Over the years, Peter Milligan’s comics have shown us that his stories never quite go down a normal route. That continues in Milligan and Brett Parson’s “New Romancer” #1, the start of a twelve-issue series that mixes deceased literature romantics and with the joys of online dating profiles. While “New Romancer” #1 is off to a slightly slow start, there’s enough interesting material here to warrant a look.
Milligan’s plot for “New Romancer” #1 takes a basic story concept — bringing historical figures to life in the present day — and gives it a unique twist by basing their personas in the personality matrix of online dating profiles. At the center of this idea is Lexy, a programmer whose wistful notions of figures like Giacomo Casanova and Lord Byron collide with the 21st century, but whose romance algorithms entangle with a golem project of her old employer to bring many of those faces to life.
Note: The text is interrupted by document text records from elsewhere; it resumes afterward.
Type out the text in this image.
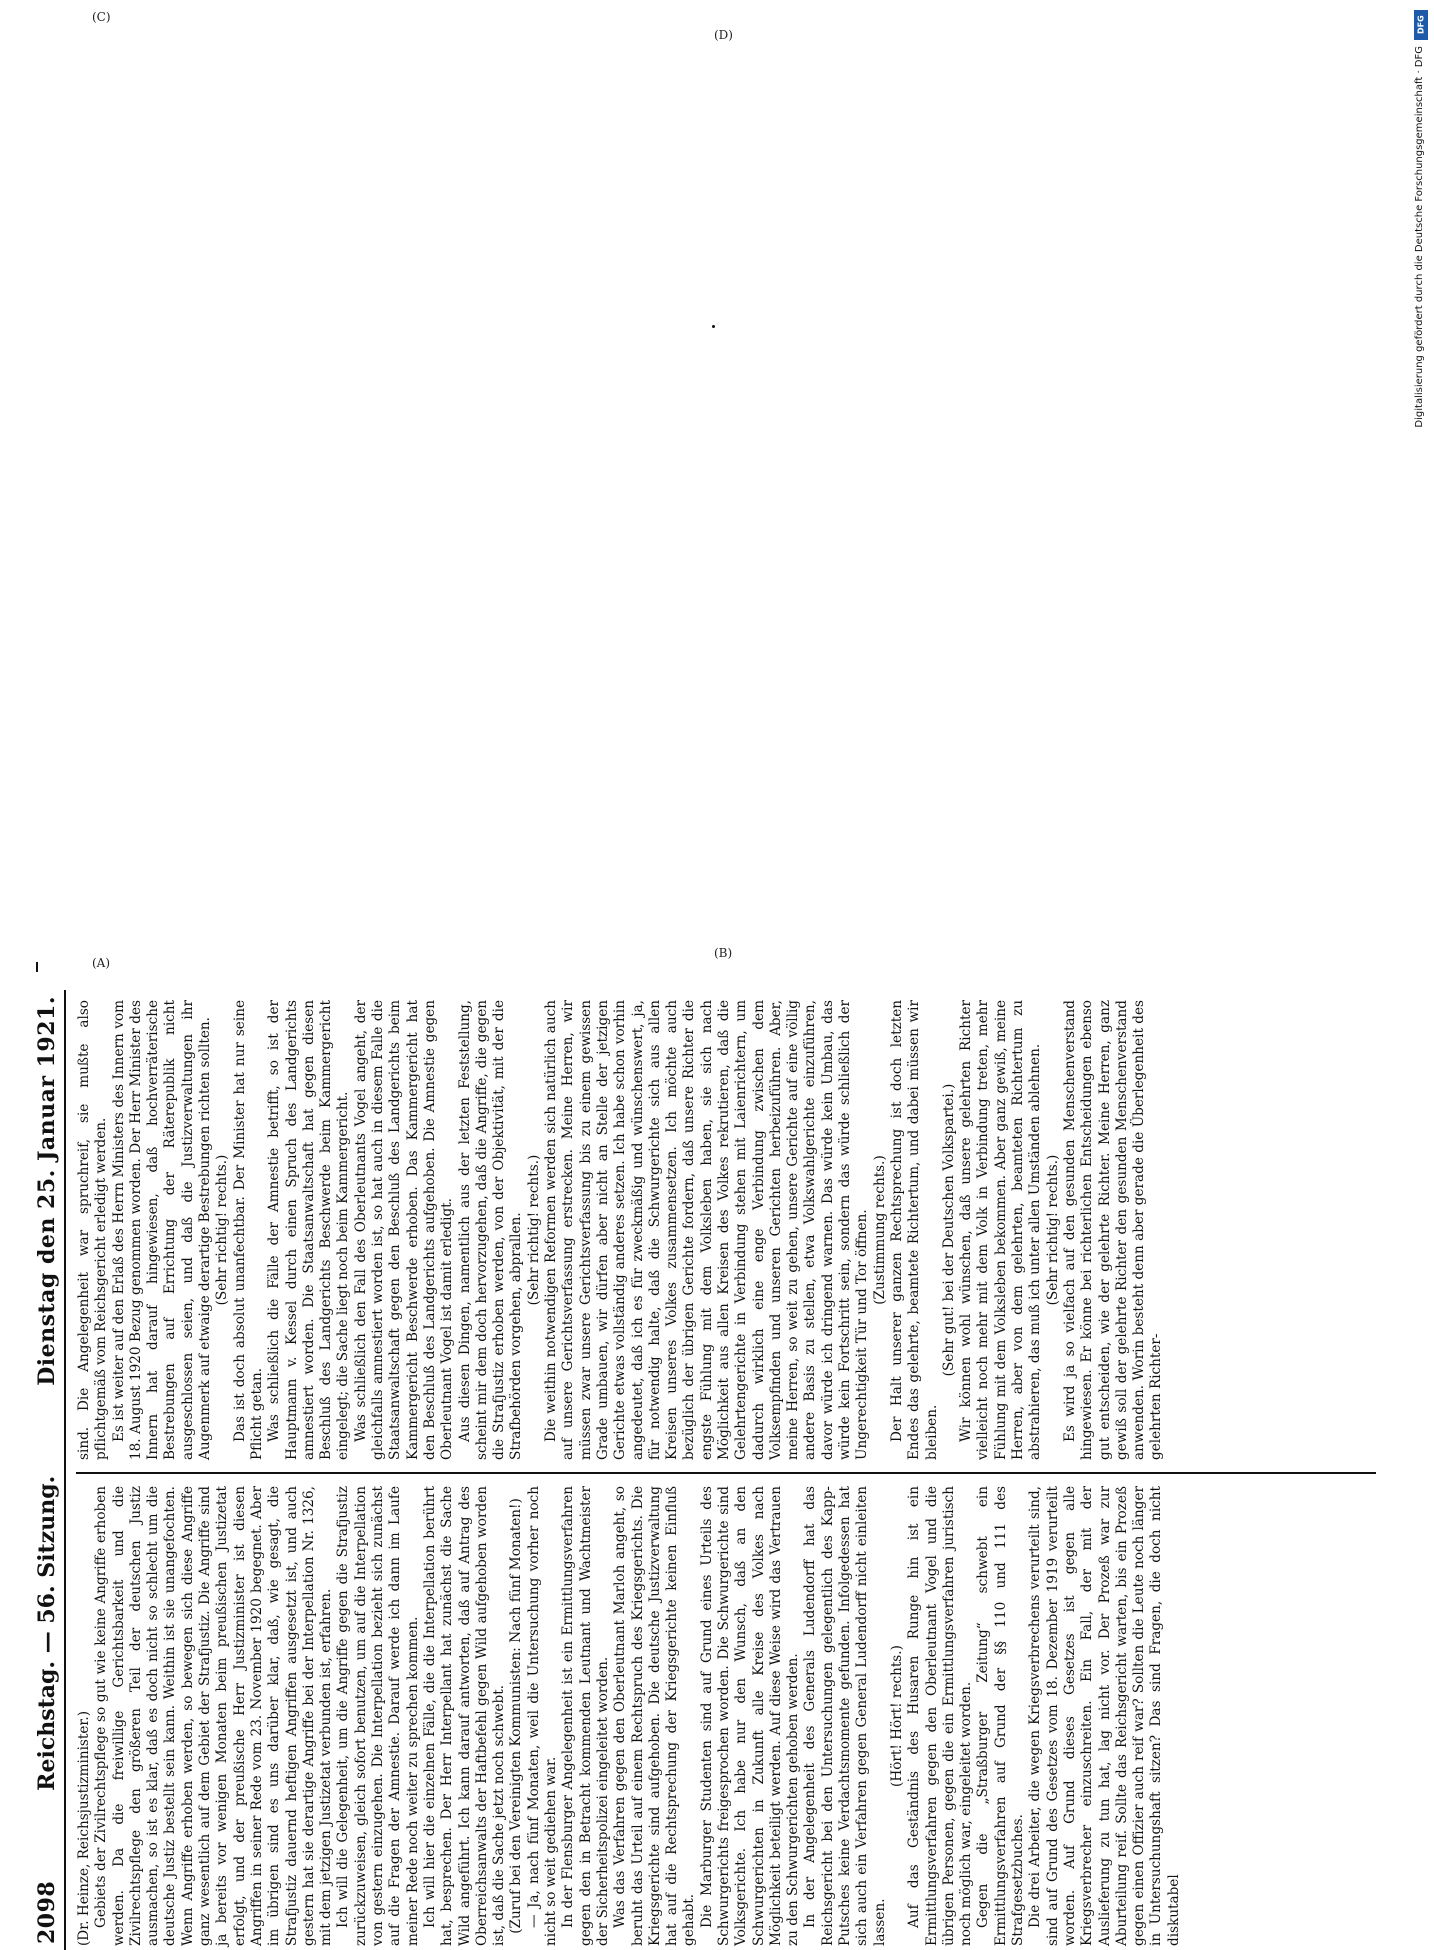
2098
Reichstag. — 56. Sitzung.
Dienstag den 25. Januar 1921.

(Dr. Heinze, Reichsjustizminister.) Gebiets der Zivilrechtspflege so gut wie keine Angriffe erhoben werden. Da die freiwillige Gerichtsbarkeit und die Zivilrechtspflege den größeren Teil der deutschen Justiz ausmachen, so ist es klar, daß es doch nicht so schlecht um die deutsche Justiz bestellt sein kann. Weithin ist sie unangefochten. Wenn Angriffe erhoben werden, so bewegen sich diese Angriffe ganz wesentlich auf dem Gebiet der Strafjustiz. Die Angriffe sind ja bereits vor wenigen Monaten beim preußischen Justizetat erfolgt, und der preußische Herr Justizminister ist diesen Angriffen in seiner Rede vom 23. November 1920 begegnet. Aber im übrigen sind es uns darüber klar, daß, wie gesagt, die Strafjustiz dauernd heftigen Angriffen ausgesetzt ist, und auch gestern hat sie derartige Angriffe bei der Interpellation Nr. 1326, mit dem jetzigen Justizetat verbunden ist, erfahren. Ich will die Gelegenheit, um die Angriffe gegen die Strafjustiz zurückzuweisen, gleich sofort benutzen, um auf die Interpellation von gestern einzugehen. Die Interpellation bezieht sich zunächst auf die Fragen der Amnestie. Darauf werde ich dann im Laufe meiner Rede noch weiter zu sprechen kommen. Ich will hier die einzelnen Fälle, die die Interpellation berührt hat, besprechen. Der Herr Interpellant hat zunächst die Sache Wild angeführt. Ich kann darauf antworten, daß auf Antrag des Oberreichsanwalts der Haftbefehl gegen Wild aufgehoben worden ist, daß die Sache jetzt noch schwebt. (Zuruf bei den Vereinigten Kommunisten: Nach fünf Monaten!) — Ja, nach fünf Monaten, weil die Untersuchung vorher noch nicht so weit gediehen war. In der Flensburger Angelegenheit ist ein Ermittlungsverfahren gegen den in Betracht kommenden Leutnant und Wachtmeister der Sicherheitspolizei eingeleitet worden. Was das Verfahren gegen den Oberleutnant Marloh angeht, so beruht das Urteil auf einem Rechtspruch des Kriegsgerichts. Die Kriegsgerichte sind aufgehoben. Die deutsche Justizverwaltung hat auf die Rechtsprechung der Kriegsgerichte keinen Einfluß gehabt. Die Marburger Studenten sind auf Grund eines Urteils des Schwurgerichts freigesprochen worden. Die Schwurgerichte sind Volksgerichte. Ich habe nur den Wunsch, daß an den Schwurgerichten in Zukunft alle Kreise des Volkes nach Möglichkeit beteiligt werden. Auf diese Weise wird das Vertrauen zu den Schwurgerichten gehoben werden. In der Angelegenheit des Generals Ludendorff hat das Reichsgericht bei den Untersuchungen gelegentlich des Kapp-Putsches keine Verdachtsmomente gefunden. Infolgedessen hat sich auch ein Verfahren gegen General Ludendorff nicht einleiten lassen.

(Hört! Hört! rechts.) Auf das Geständnis des Husaren Runge hin ist ein Ermittlungsverfahren gegen den Oberleutnant Vogel und die übrigen Personen, gegen die ein Ermittlungsverfahren juristisch noch möglich war, eingeleitet worden. Gegen die „Straßburger Zeitung“ schwebt ein Ermittlungsverfahren auf Grund der §§ 110 und 111 des Strafgesetzbuches. Die drei Arbeiter, die wegen Kriegsverbrechens verurteilt sind, sind auf Grund des Gesetzes vom 18. Dezember 1919 verurteilt worden. Auf Grund dieses Gesetzes ist gegen alle Kriegsverbrecher einzuschreiten. Ein Fall, der mit der Auslieferung zu tun hat, lag nicht vor. Der Prozeß war zur Aburteilung reif. Sollte das Reichsgericht warten, bis ein Prozeß gegen einen Offizier auch reif war? Sollten die Leute noch länger in Untersuchungshaft sitzen? Das sind Fragen, die doch nicht diskutabel

sind. Die Angelegenheit war spruchreif, sie mußte also pflichtgemäß vom Reichsgericht erledigt werden. Es ist weiter auf den Erlaß des Herrn Ministers des Innern vom 18. August 1920 Bezug genommen worden. Der Herr Minister des Innern hat darauf hingewiesen, daß hochverräterische Bestrebungen auf Errichtung der Räterepublik nicht ausgeschlossen seien, und daß die Justizverwaltungen ihr Augenmerk auf etwaige derartige Bestrebungen richten sollten. (Sehr richtig! rechts.) Das ist doch absolut unanfechtbar. Der Minister hat nur seine Pflicht getan. Was schließlich die Fälle der Amnestie betrifft, so ist der Hauptmann v. Kessel durch einen Spruch des Landgerichts amnestiert worden. Die Staatsanwaltschaft hat gegen diesen Beschluß des Landgerichts Beschwerde beim Kammergericht eingelegt; die Sache liegt noch beim Kammergericht. Was schließlich den Fall des Oberleutnants Vogel angeht, der gleichfalls amnestiert worden ist, so hat auch in diesem Falle die Staatsanwaltschaft gegen den Beschluß des Landgerichts beim Kammergericht Beschwerde erhoben. Das Kammergericht hat den Beschluß des Landgerichts aufgehoben. Die Amnestie gegen Oberleutnant Vogel ist damit erledigt. Aus diesen Dingen, namentlich aus der letzten Feststellung, scheint mir dem doch hervorzugehen, daß die Angriffe, die gegen die Strafjustiz erhoben werden, von der Objektivität, mit der die Strafbehörden vorgehen, abprallen. (Sehr richtig! rechts.) Die weithin notwendigen Reformen werden sich natürlich auch auf unsere Gerichtsverfassung erstrecken. Meine Herren, wir müssen zwar unsere Gerichtsverfassung bis zu einem gewissen Grade umbauen, wir dürfen aber nicht an Stelle der jetzigen Gerichte etwas vollständig anderes setzen. Ich habe schon vorhin angedeutet, daß ich es für zweckmäßig und wünschenswert, ja, für notwendig halte, daß die Schwurgerichte sich aus allen Kreisen unseres Volkes zusammensetzen. Ich möchte auch bezüglich der übrigen Gerichte fordern, daß unsere Richter die engste Fühlung mit dem Volksleben haben, sie sich nach Möglichkeit aus allen Kreisen des Volkes rekrutieren, daß die Gelehrtengerichte in Verbindung stehen mit Laienrichtern, um dadurch wirklich eine enge Verbindung zwischen dem Volksempfinden und unseren Gerichten herbeizuführen. Aber, meine Herren, so weit zu gehen, unsere Gerichte auf eine völlig andere Basis zu stellen, etwa Volkswahlgerichte einzuführen, davor würde ich dringend warnen. Das würde kein Umbau, das würde kein Fortschritt sein, sondern das würde schließlich der Ungerechtigkeit Tür und Tor öffnen. (Zustimmung rechts.) Der Halt unserer ganzen Rechtsprechung ist doch letzten Endes das gelehrte, beamtete Richtertum, und dabei müssen wir bleiben.

(Sehr gut! bei der Deutschen Volkspartei.) Wir können wohl wünschen, daß unsere gelehrten Richter vielleicht noch mehr mit dem Volk in Verbindung treten, mehr Fühlung mit dem Volksleben bekommen. Aber ganz gewiß, meine Herren, aber von dem gelehrten, beamteten Richtertum zu abstrahieren, das muß ich unter allen Umständen ablehnen. (Sehr richtig! rechts.) Es wird ja so vielfach auf den gesunden Menschenverstand hingewiesen. Er könne bei richterlichen Entscheidungen ebenso gut entscheiden, wie der gelehrte Richter. Meine Herren, ganz gewiß soll der gelehrte Richter den gesunden Menschenverstand anwenden. Worin besteht denn aber gerade die Überlegenheit des gelehrten Richter-

(A)
(B)
(C)
(D)
DFG
Digitalisierung gefördert durch die Deutsche Forschungsgemeinschaft · DFG
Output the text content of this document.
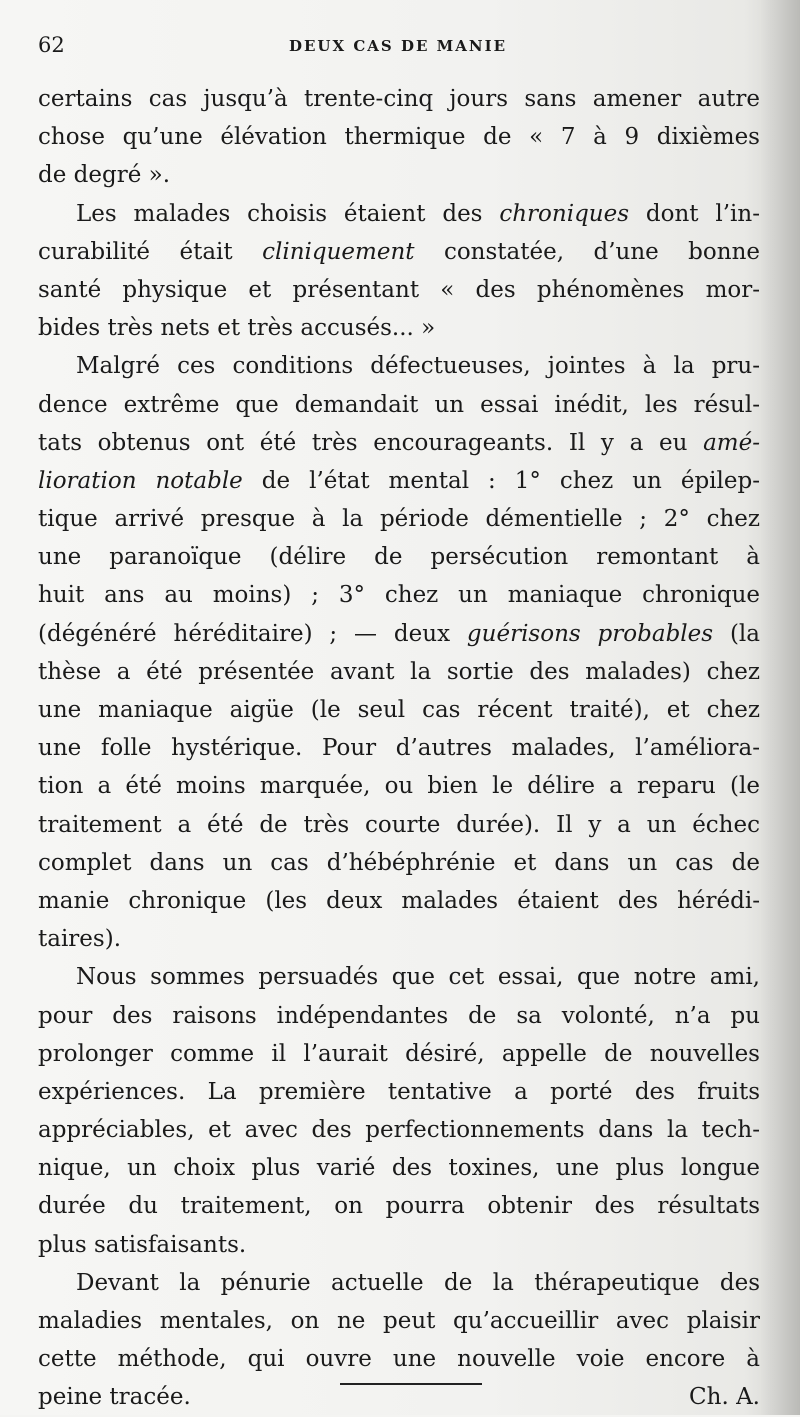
62	DEUX CAS DE MANIE

certains cas jusqu’à trente-cinq jours sans amener autre
chose qu’une élévation thermique de « 7 à 9 dixièmes
de degré ».

Les malades choisis étaient des chroniques dont l’in-
curabilité était cliniquement constatée, d’une bonne
santé physique et présentant « des phénomènes mor-
bides très nets et très accusés... »

Malgré ces conditions défectueuses, jointes à la pru-
dence extrême que demandait un essai inédit, les résul-
tats obtenus ont été très encourageants. Il y a eu amé-
lioration notable de l’état mental : 1° chez un épilep-
tique arrivé presque à la période démentielle ; 2° chez
une paranoïque (délire de persécution remontant à
huit ans au moins) ; 3° chez un maniaque chronique
(dégénéré héréditaire) ; — deux guérisons probables (la
thèse a été présentée avant la sortie des malades) chez
une maniaque aigüe (le seul cas récent traité), et chez
une folle hystérique. Pour d’autres malades, l’améliora-
tion a été moins marquée, ou bien le délire a reparu (le
traitement a été de très courte durée). Il y a un échec
complet dans un cas d’hébéphrénie et dans un cas de
manie chronique (les deux malades étaient des hérédi-
taires).

Nous sommes persuadés que cet essai, que notre ami,
pour des raisons indépendantes de sa volonté, n’a pu
prolonger comme il l’aurait désiré, appelle de nouvelles
expériences. La première tentative a porté des fruits
appréciables, et avec des perfectionnements dans la tech-
nique, un choix plus varié des toxines, une plus longue
durée du traitement, on pourra obtenir des résultats
plus satisfaisants.

Devant la pénurie actuelle de la thérapeutique des
maladies mentales, on ne peut qu’accueillir avec plaisir
cette méthode, qui ouvre une nouvelle voie encore à
peine tracée.	Ch. A.
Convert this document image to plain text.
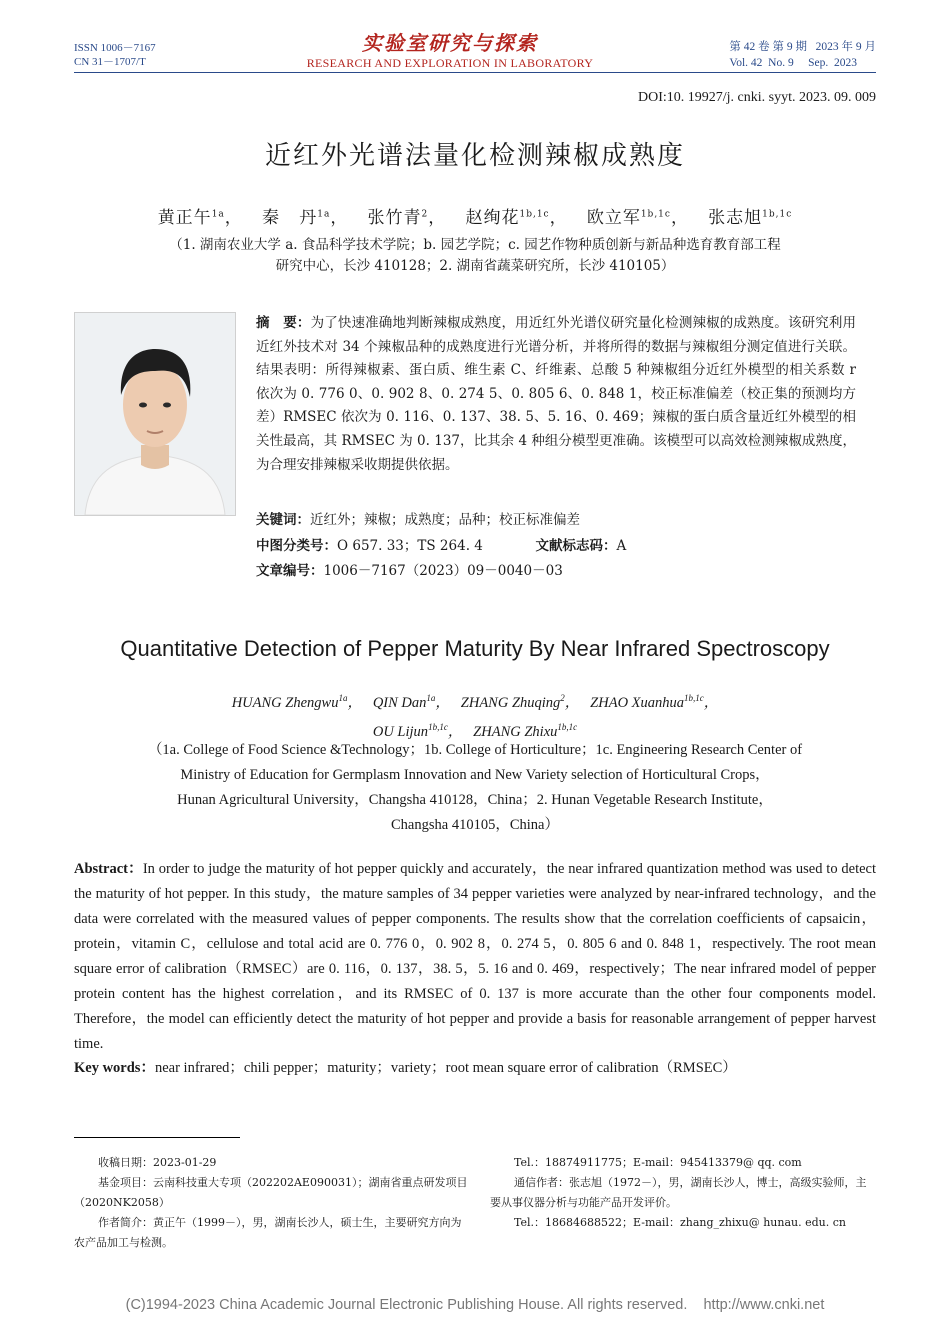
ISSN 1006－7167
CN 31－1707/T
实验室研究与探索
RESEARCH AND EXPLORATION IN LABORATORY
第 42 卷 第 9 期   2023 年 9 月
Vol. 42  No. 9     Sep.  2023
DOI:10. 19927/j. cnki. syyt. 2023. 09. 009
近红外光谱法量化检测辣椒成熟度
黄正午$^{1a}$，   秦   丹$^{1a}$，   张竹青$^2$，   赵绚花$^{1b,1c}$，   欧立军$^{1b,1c}$，   张志旭$^{1b,1c}$
（1. 湖南农业大学 a. 食品科学技术学院；b. 园艺学院；c. 园艺作物种质创新与新品种选育教育部工程
研究中心，长沙 410128；2. 湖南省蔬菜研究所，长沙 410105）
摘　要：为了快速准确地判断辣椒成熟度，用近红外光谱仪研究量化检测辣椒的成熟度。该研究利用近红外技术对 34 个辣椒品种的成熟度进行光谱分析，并将所得的数据与辣椒组分测定值进行关联。结果表明：所得辣椒素、蛋白质、维生素 C、纤维素、总酸 5 种辣椒组分近红外模型的相关系数 r 依次为 0. 776 0、0. 902 8、0. 274 5、0. 805 6、0. 848 1，校正标准偏差（校正集的预测均方差）RMSEC 依次为 0. 116、0. 137、38. 5、5. 16、0. 469；辣椒的蛋白质含量近红外模型的相关性最高，其 RMSEC 为 0. 137，比其余 4 种组分模型更准确。该模型可以高效检测辣椒成熟度，为合理安排辣椒采收期提供依据。
关键词：近红外；辣椒；成熟度；品种；校正标准偏差
中图分类号：O 657. 33；TS 264. 4	文献标志码：A
文章编号：1006－7167（2023）09－0040－03
Quantitative Detection of Pepper Maturity By Near Infrared Spectroscopy
HUANG Zhengwu$^{1a}$，   QIN Dan$^{1a}$，   ZHANG Zhuqing$^2$，   ZHAO Xuanhua$^{1b,1c}$，
OU Lijun$^{1b,1c}$，   ZHANG Zhixu$^{1b,1c}$
（1a. College of Food Science &Technology；1b. College of Horticulture；1c. Engineering Research Center of
Ministry of Education for Germplasm Innovation and New Variety selection of Horticultural Crops，
Hunan Agricultural University，Changsha 410128，China；2. Hunan Vegetable Research Institute，
Changsha 410105，China）
Abstract：In order to judge the maturity of hot pepper quickly and accurately，the near infrared quantization method was used to detect the maturity of hot pepper. In this study，the mature samples of 34 pepper varieties were analyzed by near-infrared technology，and the data were correlated with the measured values of pepper components. The results show that the correlation coefficients of capsaicin，protein，vitamin C，cellulose and total acid are 0. 776 0，0. 902 8，0. 274 5，0. 805 6 and 0. 848 1，respectively. The root mean square error of calibration（RMSEC）are 0. 116，0. 137，38. 5，5. 16 and 0. 469，respectively；The near infrared model of pepper protein content has the highest correlation，and its RMSEC of 0. 137 is more accurate than the other four components model. Therefore，the model can efficiently detect the maturity of hot pepper and provide a basis for reasonable arrangement of pepper harvest time.
Key words：near infrared；chili pepper；maturity；variety；root mean square error of calibration（RMSEC）

收稿日期：2023-01-29

基金项目：云南科技重大专项（202202AE090031）；湖南省重点研发项目（2020NK2058）

作者简介：黄正午（1999－），男，湖南长沙人，硕士生，主要研究方向为农产品加工与检测。

Tel.：18874911775；E-mail：945413379@ qq. com

通信作者：张志旭（1972－），男，湖南长沙人，博士，高级实验师，主要从事仪器分析与功能产品开发评价。

Tel.：18684688522；E-mail：zhang_zhixu@ hunau. edu. cn

(C)1994-2023 China Academic Journal Electronic Publishing House. All rights reserved.    http://www.cnki.net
A lot of “New Romancer” #1 feels very familiar; the figures of the past adjusting to the present is something we’ve seen more times than we can count. The biggest strength for the comic, then, is Lexy. Her justification for creating the dating profiles is interesting, and her status as a pariah among the computer field is intriguing. It feels like there’s more than just sour grapes for why Incubator has so effectively blackballed her, and Milligan shows just enough on that front that it looks like we’re heading towards something larger in the remaining issues. I also appreciated how Milligan isn’t afraid to go dark with the resurrected figures in the first issue. The final scene with Casanova gives us a depiction of the figure that doesn’t fit with the romanticized ideal most are used to. This is dangerous and creepy, something much more than we first see in Lexy’s encounter with Lord Byron. It gives me high hopes for what’s to come.
Parson’s art is good here, reminding me of artists like Philip Bond and J. Scott Campbell with his slightly blocky features on his characters (locks of hair, square noses) that somehow still maintain a sleek profile. When Lexy stands up and shakes her fist when confronted about the New Romancer project, it could have come across a little too cliched in other hands, but I appreciated that Parson gives her a real energy in that scene. Similarly, the scene in the club could have been just a mass of people, but I like how there are different postures and actions going on, even as Lord Byron’s overall fear of 21st century attitudes comes across clearly. I definitely want to see more of Parson even after “New Romancer” concludes next year.
“New Romancer” #1 is an all right start, but it’s a little slow at first as it clearly sets up what’s still to come. In the end, that’s reasonable so long as things pick up a bit in the next installment; there are just enough hooks here to make people come back. Those last three pages give me enough hope for what’s still on the horizon that I want to see what happens next. Milligan and Parson are determined to show us that romance isn’t dead just yet.